CHP Ankara Milletvekili Yıldırım Kaya'nın çağrısı şöyle:

* Türkiye Cumhuriyeti Cumhurbaşkanı Sayın Recep Tayyip Erdoğan; Aytaç Ünsal ve Ebru Timtik iki genç, iki evlat, iki avukat, iki can… Adil yargılanma hakları için Ebru Timtik 218, Aytaç Ünsal ise 187 gündür ölüm orucunda! Onları hep birlikte yaşatabileceğimiz umuduyla size bu mektubu yazıyorum.

* Genç avukatlar Aytaç Ünsal ve Ebru Timtik adil yargılanma hakları için başlattıkları ölüm orucunda artık en riskli döneme girdiler. Onları her an kaybedebiliriz.

"ÖLÜME YATIRILDILAR"

* İstanbul Adlı Tıp Kurumu da yaptığı muayene sonucunda, sağlık durumlarının cezaevi koşullarına uygun olmadığına karar verdi. Ancak Adli Tip Kurumu raporuna göre acil tahliye edilmeleri beklenirken, birinci derecede riskli pandemi hastanelerinden, Kanuni Sultan Süleyman Eğitim ve Araştırma Hastanesinin mahkum tecrit koğuşlarında ölüme yatırıldılar.

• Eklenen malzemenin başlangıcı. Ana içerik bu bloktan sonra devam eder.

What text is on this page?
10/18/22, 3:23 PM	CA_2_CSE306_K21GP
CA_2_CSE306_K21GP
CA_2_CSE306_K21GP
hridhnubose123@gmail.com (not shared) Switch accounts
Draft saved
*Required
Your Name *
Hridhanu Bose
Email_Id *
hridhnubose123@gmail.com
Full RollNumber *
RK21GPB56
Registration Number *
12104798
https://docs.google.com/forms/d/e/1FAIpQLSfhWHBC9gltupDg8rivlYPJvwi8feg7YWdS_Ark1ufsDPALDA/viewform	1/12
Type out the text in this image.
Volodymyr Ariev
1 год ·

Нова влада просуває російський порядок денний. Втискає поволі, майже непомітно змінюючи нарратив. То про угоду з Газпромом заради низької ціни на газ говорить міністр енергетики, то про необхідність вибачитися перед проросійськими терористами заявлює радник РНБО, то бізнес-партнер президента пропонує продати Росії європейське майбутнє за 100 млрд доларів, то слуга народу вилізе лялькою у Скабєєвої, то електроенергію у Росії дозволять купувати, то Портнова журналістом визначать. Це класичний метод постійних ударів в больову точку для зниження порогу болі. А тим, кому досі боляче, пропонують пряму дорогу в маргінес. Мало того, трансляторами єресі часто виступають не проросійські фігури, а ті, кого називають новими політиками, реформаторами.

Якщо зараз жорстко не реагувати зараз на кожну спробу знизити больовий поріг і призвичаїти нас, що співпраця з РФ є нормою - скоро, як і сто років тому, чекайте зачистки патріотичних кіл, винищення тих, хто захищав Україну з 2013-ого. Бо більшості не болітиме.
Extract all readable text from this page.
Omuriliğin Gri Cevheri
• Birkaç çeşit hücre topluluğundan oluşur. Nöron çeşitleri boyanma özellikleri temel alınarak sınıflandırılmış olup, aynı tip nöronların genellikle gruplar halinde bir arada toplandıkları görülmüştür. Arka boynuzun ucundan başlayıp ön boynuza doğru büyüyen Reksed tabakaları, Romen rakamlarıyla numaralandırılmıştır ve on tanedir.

* Hastane mahkum tecrit koşulları, hapishane koşullarından daha ağır! Dışarıya penceresi açılmayan, tepedeki havalandırma ile aynı havayı döndüren, oksijeni olmayan adeta bir ölüm hücresi. Hijyen koşullarına da uyulmuyor. Doktorlar, hemşireler temizlik görevlileri galoş ve koruyucu önlük kullanmıyor. Gardiyan ve jandarmalar da hastane içinde dolaştıkları ayakkabılarla hücreye girebiliyor.

* Ölümün eşiğindeki insanları uyutmamak için beyaz ışık sürekli açık tutuluyor; gürültü yapılarak, yemek kokularının koğuşa girmesi sağlanarak işkence yapılıyor. Bağışıklık sistemlerinin tamamen çökmesi için koşullar hazırlanıyor. İnsanlık suçu işleniyor!

"TECRİT HÜCRESİ"

* Bu koşullarda tedaviyi kabul etmeyen iki genç insan tecrit hücresinde can çekişiyor.

* Son olarak hastanelerin bilim kurulu da Aytaç Ünsal ve Ebru Timtik’in tedavi ve tıbbi takıp istemediklerini ve hastaneden taburcu edilmelerinin gerektiği yönünde rapor vermiştir.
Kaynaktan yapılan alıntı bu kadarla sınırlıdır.